Analytical Chemistry
|April 10, 2025
Summary
A new laser-engraved sensor array uses electrochemical fingerprinting and a convolutional neural network (CNN) to accurately identify tea polyphenols and differentiate Chinese tea varieties. This method offers a reliable approach for agricultural product authentication.
Area of Science:
- Analytical Chemistry
- Sensor Technology
- Machine Learning
Background:
- Differentiating natural products with similar chemical structures in complex matrices is analytically challenging.
- Conventional methods often lack the sensitivity and specificity required for complex sample analysis.
- Accurate authentication of agricultural products like tea is crucial for quality control and consumer trust.
Purpose of the Study:
- To develop a novel sensing strategy for the rapid and precise detection of tea polyphenols.
- To differentiate various types of Chinese teas using multiplexed electrochemical fingerprinting.
- To enhance the accuracy of tea identification through advanced machine learning algorithms.
Main Methods:
- Development of a laser-engraved sensor array with three distinct working electrode configurations (bare, nanoenzyme, bioenzyme).
- Application of multiplex electrochemical fingerprinting to generate unique signals from complex samples.
- Utilization of a self-designed one-dimensional convolutional neural network (1D-CNN) for feature extraction and pattern recognition.
Main Results:
- Successful detection of three key tea polyphenols.
- Accurate differentiation of six Chinese tea series (98.84%) and 24 distinct tea varieties (97.68%).
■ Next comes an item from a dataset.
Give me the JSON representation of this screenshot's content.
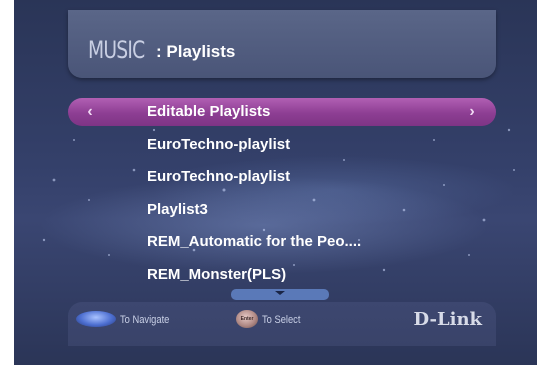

- Demonstrated superior accuracy of the deep learning-assisted electrochemical fingerprinting compared to other machine learning methods.
Conclusions:
- The developed sensor array and 1D-CNN algorithm provide a rapid, reliable, and highly accurate method for tea polyphenol detection and tea authentication.
- This approach significantly advances the capabilities for identifying and authenticating complex agricultural products.
- The study highlights the potential of integrating advanced sensing technologies with deep learning for food analysis and quality assurance.